- Historic Sites
Charlie Russell’s Lost West
April 1973 | Volume 24, Issue 3
This is not to imply that Russell was simply a painter of action. On the contrary, he knew that the essence of good storytelling is understatement and restraint. As K. Ross Toole once remarked, “again and again his theme was portent , not action.” Indians clustered on a hill, observing their white foes in the distance. What they would do next was left entirely to the viewer’s imagination. A hunter, having shot a mountain sheep, finds himself in a predicament, for the animal has fallen onto an outcropping of rock a short way down the sheer side of the mountain. Meat’s Not Meat ‘Til It’s in the Pan Russell titled this 1915 oil, and he leaves the hunter scratching his head in eternal bewilderment. Carson’s Men (1913) depicted three fur trappers fording a river, the late afternoon sky a pale gold behind them, and ahead, by the looks on their faces and the way they hold their rifles, hostile Indian country. The scene is utterly quiet, yet filled with suspense. Mood, in fact, became one of Russell’s fortes. He could convey the tension in the air when Indian confronted white and an uneasy truce was all that stood between them and bloodshed. In The Toll Collectors (1913) a trail boss sits on his horse, both man and animal unnaturally rigid. The cowboy’s hand rests on the stock of his rifle as he studies a warrior signalling the Indians’ demands. In exchange for uncontested passage across the tribal domain the whites are to surrender a few beeves. Russell has frozen for all time the anxious moment of decision that will mean either compromise or violence.
As a storyteller in paint, intent upon capturing the feel of the old West, Russell drew primarily upon his own store of experience. Because he had lived so much of the western adventure in its waning years—and perhaps because his paintings are neither experimental in technique nor highly polished—it has become customary to speak of his subject matter and accuracy rather than his artistry. Thus his partisans insist that he was “ the documentary artist of the American West.” But they have overpraised him on this score, and far from shielding him from adverse judgments have left him vulnerable to a new critical onslaught. In point of fact, only a small percentage of Russell’s output was documentary—that is, based upon fresh firsthand observation—and the preponderance of this was done early in his career when his artistic skills were still rudimentary. His historical reconstructions, relying heavily upon his personal knowledge of Montana in the i88o’s, are studded with anachronisms, while his renditions of incidents that he only heard about secondhand from friends cannot be termed documentary. Nor, strictly speaking, can those twentieth-century works based on youthful experiences, since, as time passed, these experiences were filtered through an increasingly selective memory. All such work falls in the category of re-creation, not document.

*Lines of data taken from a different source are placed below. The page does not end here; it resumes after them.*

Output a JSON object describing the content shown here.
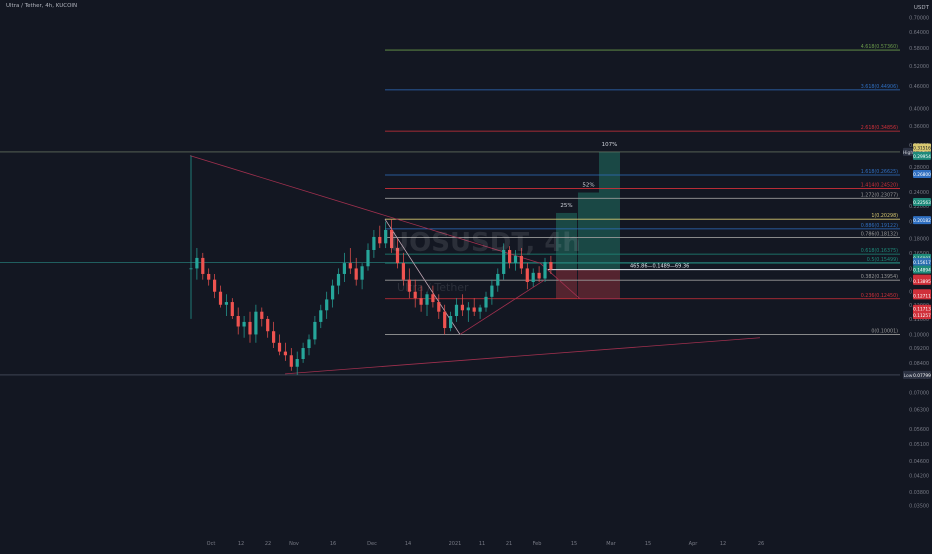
{
  "header": {
    "title": "Ultra / Tether, 4h, KUCOIN",
    "currency": "USDT"
  },
  "watermark": {
    "symbol": "UOSUSDT, 4h",
    "name": "Ultra / Tether"
  },
  "colors": {
    "background": "#131722",
    "up": "#26a69a",
    "down": "#ef5350",
    "trendline": "#a0304e",
    "fib_green": "#6a9a4a",
    "fib_blue": "#2f6fc1",
    "fib_red": "#d0303a",
    "fib_white": "#9a9a9a",
    "fib_teal": "#1e8a7a",
    "fib_yellow": "#d8c870"
  },
  "chart_data": {
    "type": "candlestick",
    "title": "Ultra / Tether, 4h, KUCOIN",
    "xlabel": "",
    "ylabel": "",
    "y_scale": "log",
    "ylim": [
      0.029,
      0.78
    ],
    "x_ticks": [
      "Oct",
      "12",
      "22",
      "Nov",
      "16",
      "Dec",
      "14",
      "2021",
      "11",
      "21",
      "Feb",
      "15",
      "Mar",
      "15",
      "Apr",
      "12",
      "26"
    ],
    "y_ticks": [
      "0.70000",
      "0.64000",
      "0.58000",
      "0.52000",
      "0.46000",
      "0.40000",
      "0.36000",
      "0.32000",
      "0.28000",
      "0.24000",
      "0.22000",
      "0.20000",
      "0.18000",
      "0.16500",
      "0.15000",
      "0.14000",
      "0.13000",
      "0.12000",
      "0.11000",
      "0.10000",
      "0.09200",
      "0.08400",
      "0.07700",
      "0.07000",
      "0.06300",
      "0.05600",
      "0.05100",
      "0.04600",
      "0.04200",
      "0.03800",
      "0.03500"
    ],
    "price_tags": [
      {
        "label": "High",
        "value": "0.30683"
      },
      {
        "label": "",
        "value": "0.29954"
      },
      {
        "label": "",
        "value": "0.31516"
      },
      {
        "label": "",
        "value": "0.22563"
      },
      {
        "label": "",
        "value": "0.20182"
      },
      {
        "label": "",
        "value": "0.26800"
      },
      {
        "label": "",
        "value": "0.16001"
      },
      {
        "label": "",
        "value": "0.15617"
      },
      {
        "label": "",
        "value": "0.14894"
      },
      {
        "label": "",
        "value": "0.14094"
      },
      {
        "label": "",
        "value": "0.13895"
      },
      {
        "label": "",
        "value": "0.12876"
      },
      {
        "label": "",
        "value": "0.12711"
      },
      {
        "label": "",
        "value": "0.11713"
      },
      {
        "label": "",
        "value": "0.11257"
      },
      {
        "label": "Low",
        "value": "0.07799"
      }
    ],
    "fib_levels": [
      {
        "label": "4.618(0.57360)",
        "value": 0.5736,
        "color": "#6a9a4a"
      },
      {
        "label": "3.618(0.44906)",
        "value": 0.44906,
        "color": "#2f6fc1"
      },
      {
        "label": "2.618(0.34856)",
        "value": 0.34856,
        "color": "#d0303a"
      },
      {
        "label": "1.618(0.26625)",
        "value": 0.26625,
        "color": "#2f6fc1"
      },
      {
        "label": "1.414(0.24520)",
        "value": 0.2452,
        "color": "#d0303a"
      },
      {
        "label": "1.272(0.23077)",
        "value": 0.23077,
        "color": "#9a9a9a"
      },
      {
        "label": "1(0.20298)",
        "value": 0.20298,
        "color": "#d8c870"
      },
      {
        "label": "0.886(0.19122)",
        "value": 0.19122,
        "color": "#2f6fc1"
      },
      {
        "label": "0.786(0.18132)",
        "value": 0.18132,
        "color": "#9a9a9a"
      },
      {
        "label": "0.618(0.16375)",
        "value": 0.16375,
        "color": "#1e8a7a"
      },
      {
        "label": "0.5(0.15499)",
        "value": 0.15499,
        "color": "#1e8a7a"
      },
      {
        "label": "0.382(0.13954)",
        "value": 0.13954,
        "color": "#9a9a9a"
      },
      {
        "label": "0.236(0.12450)",
        "value": 0.1245,
        "color": "#d0303a"
      },
      {
        "label": "0(0.10001)",
        "value": 0.10001,
        "color": "#9a9a9a"
      }
    ],
    "targets": [
      {
        "label": "25%",
        "value": 0.2109
      },
      {
        "label": "52%",
        "value": 0.2391
      },
      {
        "label": "107%",
        "value": 0.3068
      }
    ],
    "measure_label": "465.86—0.1489—69.36",
    "candles": [
      [
        0.15,
        0.3,
        0.11,
        0.15
      ],
      [
        0.15,
        0.17,
        0.14,
        0.16
      ],
      [
        0.16,
        0.165,
        0.14,
        0.145
      ],
      [
        0.145,
        0.15,
        0.135,
        0.14
      ],
      [
        0.14,
        0.145,
        0.125,
        0.13
      ],
      [
        0.13,
        0.135,
        0.118,
        0.12
      ],
      [
        0.12,
        0.128,
        0.112,
        0.122
      ],
      [
        0.122,
        0.125,
        0.11,
        0.112
      ],
      [
        0.112,
        0.118,
        0.1,
        0.105
      ],
      [
        0.105,
        0.112,
        0.098,
        0.108
      ],
      [
        0.108,
        0.115,
        0.095,
        0.1
      ],
      [
        0.1,
        0.12,
        0.095,
        0.115
      ],
      [
        0.115,
        0.118,
        0.105,
        0.11
      ],
      [
        0.11,
        0.112,
        0.098,
        0.102
      ],
      [
        0.102,
        0.108,
        0.092,
        0.095
      ],
      [
        0.095,
        0.1,
        0.088,
        0.09
      ],
      [
        0.09,
        0.095,
        0.085,
        0.088
      ],
      [
        0.088,
        0.092,
        0.08,
        0.082
      ],
      [
        0.082,
        0.09,
        0.078,
        0.086
      ],
      [
        0.086,
        0.095,
        0.084,
        0.092
      ],
      [
        0.092,
        0.1,
        0.088,
        0.097
      ],
      [
        0.097,
        0.112,
        0.094,
        0.108
      ],
      [
        0.108,
        0.12,
        0.104,
        0.116
      ],
      [
        0.116,
        0.13,
        0.11,
        0.124
      ],
      [
        0.124,
        0.14,
        0.118,
        0.135
      ],
      [
        0.135,
        0.15,
        0.128,
        0.145
      ],
      [
        0.145,
        0.165,
        0.138,
        0.155
      ],
      [
        0.155,
        0.17,
        0.145,
        0.15
      ],
      [
        0.15,
        0.16,
        0.135,
        0.14
      ],
      [
        0.14,
        0.155,
        0.132,
        0.152
      ],
      [
        0.152,
        0.175,
        0.148,
        0.168
      ],
      [
        0.168,
        0.19,
        0.16,
        0.182
      ],
      [
        0.182,
        0.195,
        0.17,
        0.175
      ],
      [
        0.175,
        0.2,
        0.17,
        0.19
      ],
      [
        0.19,
        0.203,
        0.165,
        0.17
      ],
      [
        0.17,
        0.18,
        0.15,
        0.155
      ],
      [
        0.155,
        0.165,
        0.135,
        0.14
      ],
      [
        0.14,
        0.15,
        0.125,
        0.13
      ],
      [
        0.13,
        0.14,
        0.118,
        0.125
      ],
      [
        0.125,
        0.135,
        0.115,
        0.12
      ],
      [
        0.12,
        0.13,
        0.112,
        0.128
      ],
      [
        0.128,
        0.135,
        0.118,
        0.122
      ],
      [
        0.122,
        0.128,
        0.11,
        0.115
      ],
      [
        0.115,
        0.12,
        0.1,
        0.104
      ],
      [
        0.104,
        0.115,
        0.102,
        0.112
      ],
      [
        0.112,
        0.125,
        0.108,
        0.12
      ],
      [
        0.12,
        0.128,
        0.112,
        0.116
      ],
      [
        0.116,
        0.122,
        0.108,
        0.118
      ],
      [
        0.118,
        0.125,
        0.112,
        0.115
      ],
      [
        0.115,
        0.12,
        0.11,
        0.118
      ],
      [
        0.118,
        0.13,
        0.115,
        0.126
      ],
      [
        0.126,
        0.14,
        0.12,
        0.135
      ],
      [
        0.135,
        0.15,
        0.13,
        0.145
      ],
      [
        0.145,
        0.175,
        0.14,
        0.168
      ],
      [
        0.168,
        0.172,
        0.15,
        0.155
      ],
      [
        0.155,
        0.168,
        0.148,
        0.162
      ],
      [
        0.162,
        0.17,
        0.145,
        0.15
      ],
      [
        0.15,
        0.155,
        0.132,
        0.138
      ],
      [
        0.138,
        0.15,
        0.134,
        0.146
      ],
      [
        0.146,
        0.152,
        0.138,
        0.141
      ],
      [
        0.141,
        0.16,
        0.138,
        0.156
      ],
      [
        0.156,
        0.162,
        0.145,
        0.149
      ]
    ]
  }
}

But while the challenge to Russell’s reputation for strict accuracy constitutes a necessary corrective, it also tends toward a false disjunction. It is one thing to say that “in the pictorial record of the West, artistic realism is no substitute for historical truth,” as ethnologist John C. Ewers has done. It is quite another to establish what constitutes historical truth. The West is a concept: one part fact, one part myth, and larger than either. Both parts contain their quota of truth, and Russell, like Frederic Remington and the other Wild West painters, responded to them equally. In conceding as much, moreover, it needs to be pointed out that romanticism also tinted the vision of the Europeans Karl Bodmer and Rudolph Friedrich Kurz and the early documentarians George Catlin, Alfred Jacob Miller, and Paul Kane—all of whom visited the West before 1850—as well as the landscapists Albert Bierstadt and Thomas Moran. In truth, romanticism left its impress on the work of all the major western painters.
Russell’s art, then, does not portray the West that was with photographic accuracy. It certainly portrays the way Americans have come to think it was, however, and it helps explain why they think so. Through the sensibility of one painter we can comprehend in immediate terms a stage in the creation of that supreme American cultural myth, the Wild West. Russell was its avowed devotee. He was subjective and emotional, not coldly objective and factual. Along with scores of others—artists, dime-novel writers, rodeo, stage, and Wild West showmen, and western tourist promoters—he helped standardize the content and give lasting shape to the myth of the Wild West in the days before the movies were a dominant factor. All of the familiar elements of the Western found their place in his work- Indians and buffalo, cowboys, prospectors, outlaws, mountain men, and, above all else, an overpowering sensation of freedom in the open under the big sky before the range was fenced in, the grass plowed under, the West tamed, and America grown out of her youth.